# Adopting a a Pomerania dog any advice?



## budgies in my life (Oct 4, 2021)

I am adopting a Pomerania dog and i am really concerned about my birds safety so any advice


----------



## Cody (Sep 5, 2013)

The dog should be kept completely separate from the birds and not allowed in the same space. Dogs are predators instinctively, no matter how tame they are, and could easily kill a budgie.


----------



## budgies in my life (Oct 4, 2021)

Ok any more advice


----------



## wmcburke (Sep 30, 2021)

@Cody provided you with the most important and essential advice. If you keep dog and birds separated, what other advice do you need?


----------



## budgies in my life (Oct 4, 2021)

Ok but can i introduce the dog to my bird while the birds are in the cage and the dog on the leash


----------



## Cassie and luna (Jul 30, 2021)

They are not going to be friends so just hang out with your pets at different times. My budgies would be terrified of a dog.


----------



## FaeryBee (May 9, 2011)

* You really should not introduce your dog to your birds. Doing so would terrify the budgies. 
Keep the dog in a different room from the budgies at all times.

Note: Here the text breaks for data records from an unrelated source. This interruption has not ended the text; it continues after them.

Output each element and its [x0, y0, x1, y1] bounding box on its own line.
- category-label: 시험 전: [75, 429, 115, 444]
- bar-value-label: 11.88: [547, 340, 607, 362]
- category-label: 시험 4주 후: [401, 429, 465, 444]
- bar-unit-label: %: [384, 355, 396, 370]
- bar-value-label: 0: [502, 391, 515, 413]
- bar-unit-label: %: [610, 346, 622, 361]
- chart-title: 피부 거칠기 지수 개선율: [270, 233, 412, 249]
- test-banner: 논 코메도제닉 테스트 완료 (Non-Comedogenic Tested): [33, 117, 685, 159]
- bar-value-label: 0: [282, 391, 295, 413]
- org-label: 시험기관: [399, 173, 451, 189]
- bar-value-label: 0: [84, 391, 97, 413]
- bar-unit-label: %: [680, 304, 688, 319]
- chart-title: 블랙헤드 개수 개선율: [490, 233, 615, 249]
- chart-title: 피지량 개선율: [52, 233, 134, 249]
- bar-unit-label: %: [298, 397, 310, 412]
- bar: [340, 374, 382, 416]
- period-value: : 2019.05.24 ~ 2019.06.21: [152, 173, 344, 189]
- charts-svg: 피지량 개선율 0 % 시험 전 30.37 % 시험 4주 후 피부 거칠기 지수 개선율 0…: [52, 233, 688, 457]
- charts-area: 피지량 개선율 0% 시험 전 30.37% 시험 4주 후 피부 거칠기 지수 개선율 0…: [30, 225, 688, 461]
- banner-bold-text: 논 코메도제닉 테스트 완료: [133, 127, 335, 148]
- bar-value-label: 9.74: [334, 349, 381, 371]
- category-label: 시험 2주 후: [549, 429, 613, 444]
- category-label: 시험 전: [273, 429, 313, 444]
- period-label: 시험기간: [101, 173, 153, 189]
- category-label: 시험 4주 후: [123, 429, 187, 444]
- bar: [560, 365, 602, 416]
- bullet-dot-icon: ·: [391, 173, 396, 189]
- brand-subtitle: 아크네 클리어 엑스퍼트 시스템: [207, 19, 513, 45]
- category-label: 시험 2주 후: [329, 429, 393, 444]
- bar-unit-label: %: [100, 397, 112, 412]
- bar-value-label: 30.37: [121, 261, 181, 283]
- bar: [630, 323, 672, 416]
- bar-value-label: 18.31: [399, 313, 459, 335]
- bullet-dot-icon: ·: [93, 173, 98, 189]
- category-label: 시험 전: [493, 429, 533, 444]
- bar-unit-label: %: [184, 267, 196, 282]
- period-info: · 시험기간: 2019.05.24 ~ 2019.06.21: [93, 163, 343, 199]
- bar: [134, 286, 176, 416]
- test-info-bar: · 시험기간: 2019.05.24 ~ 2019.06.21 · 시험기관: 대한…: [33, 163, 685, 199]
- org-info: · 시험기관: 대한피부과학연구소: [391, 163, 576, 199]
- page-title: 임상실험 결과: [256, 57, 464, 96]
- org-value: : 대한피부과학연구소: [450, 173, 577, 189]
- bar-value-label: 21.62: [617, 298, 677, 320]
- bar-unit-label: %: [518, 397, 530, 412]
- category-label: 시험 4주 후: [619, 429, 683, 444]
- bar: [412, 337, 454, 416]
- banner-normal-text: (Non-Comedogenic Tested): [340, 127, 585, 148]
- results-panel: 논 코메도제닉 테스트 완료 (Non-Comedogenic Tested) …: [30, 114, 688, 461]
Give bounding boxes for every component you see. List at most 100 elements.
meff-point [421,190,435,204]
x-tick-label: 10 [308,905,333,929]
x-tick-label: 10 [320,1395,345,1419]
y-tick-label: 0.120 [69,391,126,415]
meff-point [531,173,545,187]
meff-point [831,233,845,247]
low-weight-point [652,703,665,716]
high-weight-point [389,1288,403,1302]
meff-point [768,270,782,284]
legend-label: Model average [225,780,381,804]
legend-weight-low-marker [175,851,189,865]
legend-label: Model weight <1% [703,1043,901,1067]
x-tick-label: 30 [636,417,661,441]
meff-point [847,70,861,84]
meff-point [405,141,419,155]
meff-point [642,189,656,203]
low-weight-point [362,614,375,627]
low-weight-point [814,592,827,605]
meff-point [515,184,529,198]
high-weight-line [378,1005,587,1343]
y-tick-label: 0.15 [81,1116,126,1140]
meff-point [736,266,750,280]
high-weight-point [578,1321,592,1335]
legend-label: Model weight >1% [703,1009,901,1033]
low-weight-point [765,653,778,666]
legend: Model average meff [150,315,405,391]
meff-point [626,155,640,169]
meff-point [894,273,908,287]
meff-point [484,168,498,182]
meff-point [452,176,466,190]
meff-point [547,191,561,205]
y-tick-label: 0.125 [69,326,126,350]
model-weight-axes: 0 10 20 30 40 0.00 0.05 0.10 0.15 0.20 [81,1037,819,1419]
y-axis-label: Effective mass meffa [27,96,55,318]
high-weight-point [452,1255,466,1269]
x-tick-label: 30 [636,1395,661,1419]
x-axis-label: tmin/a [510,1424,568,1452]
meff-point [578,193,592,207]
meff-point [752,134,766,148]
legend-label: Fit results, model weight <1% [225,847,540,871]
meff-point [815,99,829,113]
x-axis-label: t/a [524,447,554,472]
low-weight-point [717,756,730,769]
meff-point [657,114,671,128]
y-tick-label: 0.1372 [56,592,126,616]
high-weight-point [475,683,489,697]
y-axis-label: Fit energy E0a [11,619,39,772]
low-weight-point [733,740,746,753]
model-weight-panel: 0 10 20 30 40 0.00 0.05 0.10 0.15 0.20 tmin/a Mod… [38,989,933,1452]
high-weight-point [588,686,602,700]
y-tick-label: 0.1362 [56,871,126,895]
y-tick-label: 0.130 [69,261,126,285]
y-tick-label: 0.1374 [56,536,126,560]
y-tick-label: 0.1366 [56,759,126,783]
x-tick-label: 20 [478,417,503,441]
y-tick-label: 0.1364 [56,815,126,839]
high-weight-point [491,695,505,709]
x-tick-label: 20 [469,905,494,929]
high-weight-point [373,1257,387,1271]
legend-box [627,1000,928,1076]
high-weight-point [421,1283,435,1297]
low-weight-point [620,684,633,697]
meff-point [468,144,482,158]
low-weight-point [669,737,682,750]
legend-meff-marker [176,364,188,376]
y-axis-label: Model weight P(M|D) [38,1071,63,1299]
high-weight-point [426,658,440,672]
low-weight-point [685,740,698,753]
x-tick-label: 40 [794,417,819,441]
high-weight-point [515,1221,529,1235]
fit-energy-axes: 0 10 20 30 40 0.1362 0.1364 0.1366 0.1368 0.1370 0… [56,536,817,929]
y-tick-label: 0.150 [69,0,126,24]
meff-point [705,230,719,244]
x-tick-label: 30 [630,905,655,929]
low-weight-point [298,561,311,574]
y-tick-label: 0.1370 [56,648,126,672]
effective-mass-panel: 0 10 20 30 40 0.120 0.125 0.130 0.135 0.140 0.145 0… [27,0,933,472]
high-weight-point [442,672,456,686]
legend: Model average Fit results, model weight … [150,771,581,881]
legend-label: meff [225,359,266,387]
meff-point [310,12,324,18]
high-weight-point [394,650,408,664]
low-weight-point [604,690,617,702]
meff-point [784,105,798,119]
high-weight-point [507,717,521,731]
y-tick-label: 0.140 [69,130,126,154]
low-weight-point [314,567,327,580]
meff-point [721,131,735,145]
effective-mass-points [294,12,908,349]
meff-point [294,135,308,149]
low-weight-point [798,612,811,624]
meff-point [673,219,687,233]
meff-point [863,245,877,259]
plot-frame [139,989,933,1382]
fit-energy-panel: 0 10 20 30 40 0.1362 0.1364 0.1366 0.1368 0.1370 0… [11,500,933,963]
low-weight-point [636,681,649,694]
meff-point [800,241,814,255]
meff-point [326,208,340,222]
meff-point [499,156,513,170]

Cats (and Dogs) are Predators // Birds are Prey


The purpose of the Talk Budgies Forum is to promote the best practices for the health and well-being of budgies. There are simply too many "Emergency" threads appearing where well-meaning members choose to keep both cats (or dogs) and budgies in the same household. Please -- think carefully...




www.talkbudgies.com





I have multiple birds and two shelties.
My dogs are NEVER allowed into the rooms where my birds are kept.*


----------